The sea and rocks, and sands and caves, are all genuine. The fine hotels are fine hotels, and fine hotels after their style are new in this part of the world. The houses have a hurried, built-by-contract look about them, and the whole place wants to be built over again, and built differently. Most of the inhabitants now are Cornish in a transition state, so you don't know quite where you are. The hotel porter was regal; the man in charge of the lift was imported with the machine, and when asked, said he thought a "piskie" was a new crank, or something like that, for working the lift. Newquay is like that now. You go there for the air, and you get it until every nerve is braced, and you get rid of the dismals, and eat and drink and sleep, until you find that the one pleasure of life is living, simply that. Even Cornish people come to Newquay to be toned. The Bookworm lost his restlessness at night entirely here, and no longer read strange books in his sleep.
If you want to talk with a real Newquay man, you will find him on the Headland, looking at the sea. We scraped acquaintance with one watching his nets dry on the grass. He told us he hadn't heard about piskies lately. When he was a boy, and fish was cured in the old cellars, and the Headland was the Headland, and no mistake about it, and when a fisherman was a fisherman, and everything was as it ought to be, and had been from time "back along," why, then, there were piskies, of course. Everything was different now, and he would not be surprised if piskies were never heard of any more.
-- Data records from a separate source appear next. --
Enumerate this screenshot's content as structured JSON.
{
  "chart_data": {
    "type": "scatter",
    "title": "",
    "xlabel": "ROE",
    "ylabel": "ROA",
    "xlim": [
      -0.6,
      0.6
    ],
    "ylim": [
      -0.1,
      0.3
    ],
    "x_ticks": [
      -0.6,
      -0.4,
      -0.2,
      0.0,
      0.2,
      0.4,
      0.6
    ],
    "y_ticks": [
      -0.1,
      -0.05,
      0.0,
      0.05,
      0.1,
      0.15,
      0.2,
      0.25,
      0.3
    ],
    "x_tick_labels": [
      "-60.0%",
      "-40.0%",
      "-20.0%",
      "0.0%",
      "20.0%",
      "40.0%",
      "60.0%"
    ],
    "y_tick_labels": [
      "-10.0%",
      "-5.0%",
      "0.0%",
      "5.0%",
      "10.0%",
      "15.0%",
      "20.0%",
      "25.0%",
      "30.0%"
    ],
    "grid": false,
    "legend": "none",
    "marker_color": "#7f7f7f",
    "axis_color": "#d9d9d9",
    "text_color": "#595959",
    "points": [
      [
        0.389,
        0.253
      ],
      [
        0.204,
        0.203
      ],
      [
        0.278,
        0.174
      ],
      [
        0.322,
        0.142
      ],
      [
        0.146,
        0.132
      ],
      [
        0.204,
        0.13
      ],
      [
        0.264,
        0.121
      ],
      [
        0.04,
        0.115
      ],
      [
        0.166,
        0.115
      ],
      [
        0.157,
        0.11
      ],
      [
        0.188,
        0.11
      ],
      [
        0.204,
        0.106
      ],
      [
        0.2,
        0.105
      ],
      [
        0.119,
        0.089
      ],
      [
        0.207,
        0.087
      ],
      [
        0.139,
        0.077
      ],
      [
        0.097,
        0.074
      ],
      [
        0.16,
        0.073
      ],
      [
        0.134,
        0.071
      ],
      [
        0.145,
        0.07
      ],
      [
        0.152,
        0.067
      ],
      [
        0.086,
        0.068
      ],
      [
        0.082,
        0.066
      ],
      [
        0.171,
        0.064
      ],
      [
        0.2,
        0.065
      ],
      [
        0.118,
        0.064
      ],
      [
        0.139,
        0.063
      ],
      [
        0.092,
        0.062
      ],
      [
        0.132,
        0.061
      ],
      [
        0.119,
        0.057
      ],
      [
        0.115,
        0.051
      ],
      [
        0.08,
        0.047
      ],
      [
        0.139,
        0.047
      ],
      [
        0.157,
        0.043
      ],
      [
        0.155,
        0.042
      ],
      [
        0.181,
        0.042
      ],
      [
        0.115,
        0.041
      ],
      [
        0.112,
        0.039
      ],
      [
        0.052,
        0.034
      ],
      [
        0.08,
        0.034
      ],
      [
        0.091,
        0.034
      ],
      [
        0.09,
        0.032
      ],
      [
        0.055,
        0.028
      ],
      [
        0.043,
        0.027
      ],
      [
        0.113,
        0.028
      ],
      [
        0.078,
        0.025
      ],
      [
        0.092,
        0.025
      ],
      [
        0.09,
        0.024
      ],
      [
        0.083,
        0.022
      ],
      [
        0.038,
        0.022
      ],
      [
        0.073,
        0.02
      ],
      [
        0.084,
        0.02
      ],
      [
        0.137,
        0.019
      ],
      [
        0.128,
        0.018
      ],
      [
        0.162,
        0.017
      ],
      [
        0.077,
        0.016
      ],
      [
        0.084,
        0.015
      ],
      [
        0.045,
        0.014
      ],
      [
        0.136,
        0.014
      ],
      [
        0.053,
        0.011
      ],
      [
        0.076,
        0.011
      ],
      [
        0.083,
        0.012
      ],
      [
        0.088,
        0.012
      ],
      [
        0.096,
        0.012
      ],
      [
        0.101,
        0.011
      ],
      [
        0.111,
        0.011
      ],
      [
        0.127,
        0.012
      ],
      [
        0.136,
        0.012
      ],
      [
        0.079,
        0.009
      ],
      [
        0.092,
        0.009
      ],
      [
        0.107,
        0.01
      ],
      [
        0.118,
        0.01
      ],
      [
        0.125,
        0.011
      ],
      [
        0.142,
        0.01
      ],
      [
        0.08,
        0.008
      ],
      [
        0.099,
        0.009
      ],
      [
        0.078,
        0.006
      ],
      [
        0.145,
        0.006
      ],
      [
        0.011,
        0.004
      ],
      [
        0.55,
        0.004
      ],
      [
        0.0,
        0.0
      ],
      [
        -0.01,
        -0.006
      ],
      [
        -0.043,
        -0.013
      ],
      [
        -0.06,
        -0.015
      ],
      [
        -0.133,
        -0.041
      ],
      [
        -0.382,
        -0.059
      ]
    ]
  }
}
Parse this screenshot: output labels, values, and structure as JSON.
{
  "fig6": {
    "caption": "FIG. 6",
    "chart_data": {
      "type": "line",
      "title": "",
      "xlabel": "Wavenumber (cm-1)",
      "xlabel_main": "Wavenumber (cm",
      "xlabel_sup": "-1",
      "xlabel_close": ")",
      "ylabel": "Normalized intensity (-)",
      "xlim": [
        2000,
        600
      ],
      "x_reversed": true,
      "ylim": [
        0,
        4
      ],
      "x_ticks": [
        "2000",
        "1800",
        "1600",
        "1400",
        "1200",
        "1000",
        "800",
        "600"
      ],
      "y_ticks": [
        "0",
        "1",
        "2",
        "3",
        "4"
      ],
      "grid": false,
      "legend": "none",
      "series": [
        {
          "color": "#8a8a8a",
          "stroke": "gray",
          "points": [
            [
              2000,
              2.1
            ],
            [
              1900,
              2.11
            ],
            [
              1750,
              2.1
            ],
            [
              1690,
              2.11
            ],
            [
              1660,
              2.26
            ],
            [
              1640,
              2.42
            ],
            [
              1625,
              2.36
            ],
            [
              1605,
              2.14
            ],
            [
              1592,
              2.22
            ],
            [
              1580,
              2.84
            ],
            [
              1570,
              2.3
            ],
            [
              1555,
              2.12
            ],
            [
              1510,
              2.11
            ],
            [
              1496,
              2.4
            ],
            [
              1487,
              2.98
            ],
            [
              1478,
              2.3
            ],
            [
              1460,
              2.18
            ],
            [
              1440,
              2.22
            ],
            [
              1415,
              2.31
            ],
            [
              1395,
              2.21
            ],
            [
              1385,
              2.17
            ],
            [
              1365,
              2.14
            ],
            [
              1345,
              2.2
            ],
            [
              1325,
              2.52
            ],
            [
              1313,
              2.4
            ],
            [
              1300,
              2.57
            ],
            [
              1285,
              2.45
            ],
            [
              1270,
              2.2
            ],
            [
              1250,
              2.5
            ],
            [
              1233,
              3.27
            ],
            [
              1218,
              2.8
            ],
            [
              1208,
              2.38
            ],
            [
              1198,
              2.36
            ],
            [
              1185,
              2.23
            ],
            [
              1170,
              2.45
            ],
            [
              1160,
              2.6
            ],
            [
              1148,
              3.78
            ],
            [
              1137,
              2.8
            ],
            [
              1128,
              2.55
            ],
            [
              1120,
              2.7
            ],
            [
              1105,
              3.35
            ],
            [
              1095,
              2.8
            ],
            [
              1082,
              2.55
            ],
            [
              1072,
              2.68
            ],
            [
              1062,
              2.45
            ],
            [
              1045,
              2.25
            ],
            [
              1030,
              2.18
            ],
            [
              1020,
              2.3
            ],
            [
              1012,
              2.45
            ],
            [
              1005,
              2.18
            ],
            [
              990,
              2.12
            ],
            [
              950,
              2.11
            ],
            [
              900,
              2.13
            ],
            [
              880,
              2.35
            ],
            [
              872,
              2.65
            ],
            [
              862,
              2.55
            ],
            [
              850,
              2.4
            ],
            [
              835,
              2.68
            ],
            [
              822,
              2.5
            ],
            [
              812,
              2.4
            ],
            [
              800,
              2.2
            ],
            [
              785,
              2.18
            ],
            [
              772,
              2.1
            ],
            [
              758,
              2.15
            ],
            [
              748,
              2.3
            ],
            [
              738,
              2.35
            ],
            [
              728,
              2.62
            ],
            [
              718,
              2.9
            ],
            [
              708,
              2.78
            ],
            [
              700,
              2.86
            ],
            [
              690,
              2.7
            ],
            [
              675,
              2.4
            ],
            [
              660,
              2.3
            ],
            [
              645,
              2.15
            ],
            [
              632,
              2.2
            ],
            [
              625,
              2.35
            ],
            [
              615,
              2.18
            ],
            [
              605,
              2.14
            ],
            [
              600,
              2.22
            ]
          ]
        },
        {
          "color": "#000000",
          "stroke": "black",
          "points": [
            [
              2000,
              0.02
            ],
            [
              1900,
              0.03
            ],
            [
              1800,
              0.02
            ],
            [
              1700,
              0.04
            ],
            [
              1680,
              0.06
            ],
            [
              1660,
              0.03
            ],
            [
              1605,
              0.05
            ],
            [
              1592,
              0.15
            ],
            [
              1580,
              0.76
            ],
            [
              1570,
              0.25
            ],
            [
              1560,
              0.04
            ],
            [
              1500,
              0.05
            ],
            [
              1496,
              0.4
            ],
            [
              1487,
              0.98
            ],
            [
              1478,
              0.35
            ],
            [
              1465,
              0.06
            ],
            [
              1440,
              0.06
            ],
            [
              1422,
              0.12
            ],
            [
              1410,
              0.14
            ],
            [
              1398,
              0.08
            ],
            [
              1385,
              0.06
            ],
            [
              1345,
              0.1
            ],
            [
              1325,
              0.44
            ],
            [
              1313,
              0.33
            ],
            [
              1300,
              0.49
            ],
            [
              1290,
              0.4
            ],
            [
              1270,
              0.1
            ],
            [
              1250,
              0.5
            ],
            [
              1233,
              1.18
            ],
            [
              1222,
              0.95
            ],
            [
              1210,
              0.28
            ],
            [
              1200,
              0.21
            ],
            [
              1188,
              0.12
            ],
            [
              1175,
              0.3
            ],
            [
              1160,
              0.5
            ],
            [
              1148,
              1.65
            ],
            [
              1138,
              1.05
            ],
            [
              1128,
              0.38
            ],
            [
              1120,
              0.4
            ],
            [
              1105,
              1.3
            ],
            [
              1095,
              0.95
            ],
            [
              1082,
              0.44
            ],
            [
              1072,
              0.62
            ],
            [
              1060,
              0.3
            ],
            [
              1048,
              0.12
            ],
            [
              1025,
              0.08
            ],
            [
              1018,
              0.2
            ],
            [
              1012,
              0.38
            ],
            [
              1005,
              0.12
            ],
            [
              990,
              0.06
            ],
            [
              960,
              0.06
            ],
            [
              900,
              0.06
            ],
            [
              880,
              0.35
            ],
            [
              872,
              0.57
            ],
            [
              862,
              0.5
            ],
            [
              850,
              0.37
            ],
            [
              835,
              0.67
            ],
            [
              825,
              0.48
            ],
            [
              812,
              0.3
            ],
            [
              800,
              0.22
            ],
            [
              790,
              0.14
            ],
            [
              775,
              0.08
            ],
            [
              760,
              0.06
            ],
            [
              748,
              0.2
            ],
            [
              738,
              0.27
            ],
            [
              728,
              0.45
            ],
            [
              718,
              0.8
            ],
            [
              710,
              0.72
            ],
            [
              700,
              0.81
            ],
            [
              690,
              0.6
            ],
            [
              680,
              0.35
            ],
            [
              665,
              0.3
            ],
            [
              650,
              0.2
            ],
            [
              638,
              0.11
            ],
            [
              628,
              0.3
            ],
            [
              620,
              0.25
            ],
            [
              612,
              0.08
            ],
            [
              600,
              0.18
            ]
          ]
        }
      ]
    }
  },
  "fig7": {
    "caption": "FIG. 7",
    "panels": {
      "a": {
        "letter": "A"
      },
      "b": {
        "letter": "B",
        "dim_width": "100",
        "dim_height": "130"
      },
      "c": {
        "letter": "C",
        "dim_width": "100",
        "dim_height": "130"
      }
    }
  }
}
Guy said gently that that might be a good thing, but the man ironed out all intelligence from his face and said nothing. He did not wish to have old memories stirred just then.
NEWQUAY
The old men wandering about the Headland always looked seaward when talked to, as though they were sure of the sea, and the rocks, and the beaches; all else, round and about, was slipping from them—new houses, new streets, crowds of people in strange garments, and such faces! worn and wisht! why did they pitch upon this place? Guy said these old grumblers were very ungrateful. A fine town had sprung up, money poured into the place, and nothing was taken from it, and the old boys were not thankful. The Bookworm took the side of the native, and said no one liked the place which he called his own, and had grown to love, to be transformed by strange hands so suddenly. What did the ancient Briton think of the Roman villa with tesselated floors, and hot and cold baths, and clothes mended on the while-you-wait system? Much better, no doubt, than British huts and blue paint, but not to the native taste. A diet of Chablis and oysters disagreed at first with a stomach used to whelks and gingerbeer.